Limited information is available on the dynamics of dissolved organic C (DOC) and its relationship with CH4 emissions in flooded rice (Oryza sativa L.) soils as affected by rice cultivar. Greenhouse and laboratory experiments were conducted to determine root C release in culture solution, DOC and dissolved CH4 concentration in soil solution, and CH4 emission in a flooded soil planted with three rice cultivars. Soil solutions were sampled in the root zone (soil surrounding rice roots) and the non‐root zone (soil outside the root zone). The release of root exudates increased in the order: IR65598 (new plant type) < IR72 (modern cultivar) < Dular (a traditional cultivar). Correspondingly, DOC concentrations in the root zone and CH4 emission rates increased. The dynamics of DOC and dissolved CH4 differed greatly between the root zone and the non‐root zone. Dissolved organic C in the root zone increased with plant growth and reached maximum (13–24 mmol C L−1) between rice flowering and maturation (Week 11–13), whereas DOC in the non‐root zone remained low (1–5 mmol C L−1) throughout the growing season.

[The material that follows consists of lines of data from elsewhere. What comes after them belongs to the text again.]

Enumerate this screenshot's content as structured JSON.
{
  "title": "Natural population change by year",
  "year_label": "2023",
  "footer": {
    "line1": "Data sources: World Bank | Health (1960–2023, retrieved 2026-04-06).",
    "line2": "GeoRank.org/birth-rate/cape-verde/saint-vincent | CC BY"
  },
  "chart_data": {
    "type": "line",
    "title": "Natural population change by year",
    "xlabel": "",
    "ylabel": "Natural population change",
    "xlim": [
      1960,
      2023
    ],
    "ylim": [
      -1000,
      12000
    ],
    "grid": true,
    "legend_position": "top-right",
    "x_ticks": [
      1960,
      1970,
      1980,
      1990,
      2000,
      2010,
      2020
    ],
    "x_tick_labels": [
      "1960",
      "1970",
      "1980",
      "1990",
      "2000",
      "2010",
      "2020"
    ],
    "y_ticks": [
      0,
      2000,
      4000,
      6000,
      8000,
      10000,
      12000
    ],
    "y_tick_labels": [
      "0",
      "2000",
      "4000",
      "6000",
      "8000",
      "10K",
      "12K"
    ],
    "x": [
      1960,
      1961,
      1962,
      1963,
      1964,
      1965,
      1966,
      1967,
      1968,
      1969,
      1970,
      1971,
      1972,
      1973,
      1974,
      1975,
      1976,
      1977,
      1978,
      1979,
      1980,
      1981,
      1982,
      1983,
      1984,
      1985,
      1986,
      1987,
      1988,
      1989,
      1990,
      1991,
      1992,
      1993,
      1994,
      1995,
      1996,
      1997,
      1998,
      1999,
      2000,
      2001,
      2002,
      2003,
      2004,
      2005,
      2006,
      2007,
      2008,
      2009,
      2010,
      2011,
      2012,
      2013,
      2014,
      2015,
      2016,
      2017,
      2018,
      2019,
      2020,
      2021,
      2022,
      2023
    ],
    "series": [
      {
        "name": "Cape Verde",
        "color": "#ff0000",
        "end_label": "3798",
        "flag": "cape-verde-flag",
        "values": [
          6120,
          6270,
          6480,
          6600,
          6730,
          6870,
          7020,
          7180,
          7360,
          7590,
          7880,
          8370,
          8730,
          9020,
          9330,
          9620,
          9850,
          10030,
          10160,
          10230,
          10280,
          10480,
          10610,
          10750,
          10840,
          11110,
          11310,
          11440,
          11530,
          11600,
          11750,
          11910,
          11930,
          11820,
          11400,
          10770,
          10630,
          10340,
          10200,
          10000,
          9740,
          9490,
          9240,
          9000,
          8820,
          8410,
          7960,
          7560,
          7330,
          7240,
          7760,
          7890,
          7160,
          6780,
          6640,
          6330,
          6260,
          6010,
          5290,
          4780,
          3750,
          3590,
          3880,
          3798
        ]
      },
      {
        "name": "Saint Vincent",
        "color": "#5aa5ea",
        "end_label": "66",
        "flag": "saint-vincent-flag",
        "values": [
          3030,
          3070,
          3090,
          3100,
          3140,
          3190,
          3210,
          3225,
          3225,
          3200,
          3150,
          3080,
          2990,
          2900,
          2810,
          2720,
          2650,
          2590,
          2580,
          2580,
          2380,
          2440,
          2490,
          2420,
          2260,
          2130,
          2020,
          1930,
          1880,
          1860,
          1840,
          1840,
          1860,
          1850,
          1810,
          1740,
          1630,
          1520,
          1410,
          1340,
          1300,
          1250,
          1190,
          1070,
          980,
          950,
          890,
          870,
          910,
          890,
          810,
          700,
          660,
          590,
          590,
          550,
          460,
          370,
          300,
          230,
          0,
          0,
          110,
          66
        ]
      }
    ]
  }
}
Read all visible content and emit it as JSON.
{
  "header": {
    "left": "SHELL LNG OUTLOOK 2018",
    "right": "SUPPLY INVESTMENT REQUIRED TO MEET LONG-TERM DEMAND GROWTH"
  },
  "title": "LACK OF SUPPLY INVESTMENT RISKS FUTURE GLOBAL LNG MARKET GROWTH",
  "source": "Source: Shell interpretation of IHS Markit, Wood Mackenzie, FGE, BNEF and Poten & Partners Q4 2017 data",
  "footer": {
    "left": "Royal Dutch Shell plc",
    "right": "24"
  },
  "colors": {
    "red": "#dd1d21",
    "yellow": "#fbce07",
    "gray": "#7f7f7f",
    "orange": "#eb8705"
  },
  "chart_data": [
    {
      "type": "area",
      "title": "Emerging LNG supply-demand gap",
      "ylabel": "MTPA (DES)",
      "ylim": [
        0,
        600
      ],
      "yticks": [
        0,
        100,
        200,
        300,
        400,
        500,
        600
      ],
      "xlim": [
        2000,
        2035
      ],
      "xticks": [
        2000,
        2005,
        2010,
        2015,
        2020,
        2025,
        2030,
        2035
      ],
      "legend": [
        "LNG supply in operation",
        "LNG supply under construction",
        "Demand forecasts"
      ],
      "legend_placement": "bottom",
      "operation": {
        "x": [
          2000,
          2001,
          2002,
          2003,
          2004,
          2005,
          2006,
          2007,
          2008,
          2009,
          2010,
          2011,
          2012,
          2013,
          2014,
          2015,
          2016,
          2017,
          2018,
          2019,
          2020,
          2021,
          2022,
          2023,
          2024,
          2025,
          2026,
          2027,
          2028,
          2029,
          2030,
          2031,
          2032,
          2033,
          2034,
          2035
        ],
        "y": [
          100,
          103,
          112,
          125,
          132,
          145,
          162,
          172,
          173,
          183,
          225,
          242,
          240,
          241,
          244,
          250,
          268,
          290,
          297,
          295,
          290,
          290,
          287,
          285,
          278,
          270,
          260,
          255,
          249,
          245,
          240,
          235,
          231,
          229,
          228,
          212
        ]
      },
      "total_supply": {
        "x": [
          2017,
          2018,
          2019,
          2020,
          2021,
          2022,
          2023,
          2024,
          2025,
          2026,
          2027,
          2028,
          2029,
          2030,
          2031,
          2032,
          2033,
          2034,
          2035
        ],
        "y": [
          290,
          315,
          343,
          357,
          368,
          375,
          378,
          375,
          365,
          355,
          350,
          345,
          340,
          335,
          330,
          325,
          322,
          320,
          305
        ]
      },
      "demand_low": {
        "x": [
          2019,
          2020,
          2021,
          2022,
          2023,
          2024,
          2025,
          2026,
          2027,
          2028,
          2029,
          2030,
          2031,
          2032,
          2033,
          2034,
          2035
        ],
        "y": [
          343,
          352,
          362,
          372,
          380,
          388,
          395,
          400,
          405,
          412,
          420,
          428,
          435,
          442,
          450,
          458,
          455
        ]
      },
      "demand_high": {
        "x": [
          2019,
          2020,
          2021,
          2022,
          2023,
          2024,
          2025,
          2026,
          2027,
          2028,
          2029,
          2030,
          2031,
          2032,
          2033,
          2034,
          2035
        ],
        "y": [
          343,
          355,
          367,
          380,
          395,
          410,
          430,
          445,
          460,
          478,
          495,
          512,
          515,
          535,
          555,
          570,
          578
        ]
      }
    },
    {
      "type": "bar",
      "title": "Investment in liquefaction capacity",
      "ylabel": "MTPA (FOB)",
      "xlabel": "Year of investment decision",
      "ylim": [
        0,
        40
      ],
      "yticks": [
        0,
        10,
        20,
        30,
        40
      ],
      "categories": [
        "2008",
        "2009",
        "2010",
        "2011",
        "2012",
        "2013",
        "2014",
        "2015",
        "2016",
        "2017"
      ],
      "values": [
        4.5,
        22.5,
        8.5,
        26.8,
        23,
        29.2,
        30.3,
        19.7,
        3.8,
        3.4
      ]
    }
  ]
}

Similarly, dissolved CH4 concentrations in the root zone increased sooner and were greater (mean 138 μmol CH4 L−1) than those in the non‐root zone (mean 97 μmol CH4 L−1). The seasonal patterns of CH4 emissions closely followed the dynamics of DOC concentrations in the root zone. The results suggest that (i) DOC pool in the root zone of rice plants is enriched by root‐derived C; (ii) the rates of CH4 emissions are positively correlated with the dynamics of DOC in the root zone; (iii) the intercultivar difference in root C releases is responsible for the intercultivar difference in DOC production, and consequently in CH4 flux.